Pour améliorer la sécurité sanitaire des denrées alimentaires, certains produits sont exposés à des rayons ionisants afin de réduire la quantité de micro-organismes. Cette méthode détruit les molécules d’ADN et d’ARN des cellules contenues dans le produit et donc des parasites pouvant s’y trouver, des micro-organismes comme les levures ou les bactéries (dont les bactéries pathogènes comme les salmonelles qui peuvent être mortelles), mais aussi des cellules vivantes du produits en lui-même. Ainsi, les graines ionisées et bulbes ne peuvent plus germer. Cette méthode à l’avantage d’augmenter considérablement la durée de conservation des aliments mais diminue leur teneur en micronutriments (comme les vitamines E, A et K ainsi que la thiamine) et d’augmenter les radicaux libres. 1 2

Logo indiquant que le produit a été irradié (ionisé). La loi oblige à l'étiquetage de ce traitement sur les aliments et on peut trouver les mentions suivantes : "traité par rayonnements ionisants" ou "traité par ionisation". Dans la pratique, ce logo n'est jamais utilisé en France.
Logo indiquant que le produit a été irradié (ionisé). La loi oblige à l'étiquetage de ce traitement sur les aliments et on peut trouver les mentions suivantes : "traité par rayonnements ionisants" ou "traité par ionisation". Dans la pratique, ce logo n'est jamais utilisé en France.

Cependant, des études ont pointé du doigt les effets probables sur la santé et notamment cancérigène 3. La question qui se pose est toujours celle de la balance bénéfice - risque. Le risque de l’utilisation de la ionisation est-il plus faible que celui de consommer des produits non ionisés par la population ? Pour cela, il faudrait que de réels contrôles sur la quantité d’irradiation subite par les produits soient faits, pour ne pas risquer un scandale comme il y en a eu sur les croquettes pour chats 4 en Australie (provoquant de graves paralysies). Les seuls contrôles existants sont actuellement sur le respect de l’étiquetage…

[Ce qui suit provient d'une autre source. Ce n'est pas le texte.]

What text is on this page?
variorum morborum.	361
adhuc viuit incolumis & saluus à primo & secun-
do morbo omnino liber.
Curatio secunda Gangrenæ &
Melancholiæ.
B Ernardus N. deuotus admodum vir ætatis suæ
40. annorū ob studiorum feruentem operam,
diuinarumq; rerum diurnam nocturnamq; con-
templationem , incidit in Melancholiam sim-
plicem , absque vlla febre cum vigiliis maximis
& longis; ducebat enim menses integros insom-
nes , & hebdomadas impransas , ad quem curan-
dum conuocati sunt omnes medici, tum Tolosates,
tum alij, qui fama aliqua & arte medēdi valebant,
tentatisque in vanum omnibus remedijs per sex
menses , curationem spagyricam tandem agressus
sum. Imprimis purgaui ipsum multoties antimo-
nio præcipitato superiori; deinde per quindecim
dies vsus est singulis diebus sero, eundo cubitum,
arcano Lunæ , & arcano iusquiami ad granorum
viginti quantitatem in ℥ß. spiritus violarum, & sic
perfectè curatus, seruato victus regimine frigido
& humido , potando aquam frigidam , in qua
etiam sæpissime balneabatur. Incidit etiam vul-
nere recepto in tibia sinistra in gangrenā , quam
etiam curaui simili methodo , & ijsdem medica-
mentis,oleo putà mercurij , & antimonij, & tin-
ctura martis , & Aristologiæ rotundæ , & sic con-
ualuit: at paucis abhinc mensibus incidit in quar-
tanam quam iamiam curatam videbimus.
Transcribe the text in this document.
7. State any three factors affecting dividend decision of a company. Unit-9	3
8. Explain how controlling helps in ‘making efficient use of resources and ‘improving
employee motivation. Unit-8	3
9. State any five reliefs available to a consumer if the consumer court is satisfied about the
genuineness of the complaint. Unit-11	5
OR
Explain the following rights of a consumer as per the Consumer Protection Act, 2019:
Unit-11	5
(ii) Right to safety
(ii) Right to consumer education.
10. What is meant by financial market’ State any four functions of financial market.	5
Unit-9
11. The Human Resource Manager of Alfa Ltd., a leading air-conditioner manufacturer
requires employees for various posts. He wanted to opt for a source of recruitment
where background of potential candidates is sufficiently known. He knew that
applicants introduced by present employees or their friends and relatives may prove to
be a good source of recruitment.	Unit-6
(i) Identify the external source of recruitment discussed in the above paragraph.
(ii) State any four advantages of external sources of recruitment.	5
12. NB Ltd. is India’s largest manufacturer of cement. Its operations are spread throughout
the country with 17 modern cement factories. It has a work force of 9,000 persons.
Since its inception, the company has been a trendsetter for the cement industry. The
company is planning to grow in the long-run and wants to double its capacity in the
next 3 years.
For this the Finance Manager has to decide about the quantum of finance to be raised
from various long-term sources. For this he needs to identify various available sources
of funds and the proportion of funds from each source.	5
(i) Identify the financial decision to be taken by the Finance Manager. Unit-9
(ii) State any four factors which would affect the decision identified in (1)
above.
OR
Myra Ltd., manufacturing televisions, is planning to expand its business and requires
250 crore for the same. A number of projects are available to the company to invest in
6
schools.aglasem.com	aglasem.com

(…) aucune technique ne permet d’estimer la dose d’irradiation et la date. C’est une aberration que d’autoriser une technique, l’irradiation, sans même savoir s’il existe un moyen de contrôler a posteriori. 5

Libre au consommateur de choisir, en toute connaissance de cause, un produit traité par ionisation ou non (grâce aux étiquetages mis en place). Encore faut-il que suffisamment d’études scientifiques soient réalisées pour que ce choix soit “éclairé” et que le consommateur soit au fait de l’ionisation des produits qu’il consomme. Voici la liste des denrées pouvant être ionisées et autorisées à la vente en France 6 :

Les fraises, les oignons, l’ail, l’échalote, les flocons et germes de céréales pour produits laitiers, les légumes et fruits secs, la farine de riz, la gomme arabique, la viande de volaille, les abats de volaille et les viandes de volaille séparées mécaniquement, les cuisses de grenouille congelées, le sang séché, le plasma, et coagulats, les crevettes congelées décortiquées ou étêtées, le blanc d’œuf (liquide, déshydraté ou congelé), la caséine et les caséinates, les camemberts au lait cru, les épices, aromates secs et herbes aromatiques surgelés, les aliments composés irradiés pour animaux de laboratoire, le colostrum bovin pour l’alimentation des veaux.

Si vous avez raté le documentaire “Aliments irradiés, mauvaises ondes dans nos assiettes ?” de France 5, vous pouvez regarder sa rediffusion :

  • Dimanche 22 mars à 16h10
  • Jeudi 2 avril à 16h35
Affiche du documentation "Aliments irradiés, mauvaises ondes dans nos assiettes ?"
Affiche du documentation "Aliments irradiés, mauvaises ondes dans nos assiettes ?"

Résumé :

L’industrie agro-alimentaire garde jalousement ses secrets, surtout quand ils peuvent susciter l’inquiétude des consommateurs. Parmi ceux-ci, l’irradiation que subissent certains aliments, officiellement pour favoriser leur conservation. La radioactivité permettrait en effet de tuer les bactéries des nuggets, des crevettes, des épices, entre autres. Mais certains murmurent que cette technologie, étiquetée sans danger pour la santé humaine, aurait des effets secondaires. Lequels ? Et comment en savoir plus sur le sujet ? Cette enquête tente de s’immiscer au coeur de l’une des pratiques les plus opaques de l’industrie agro-alimentaire.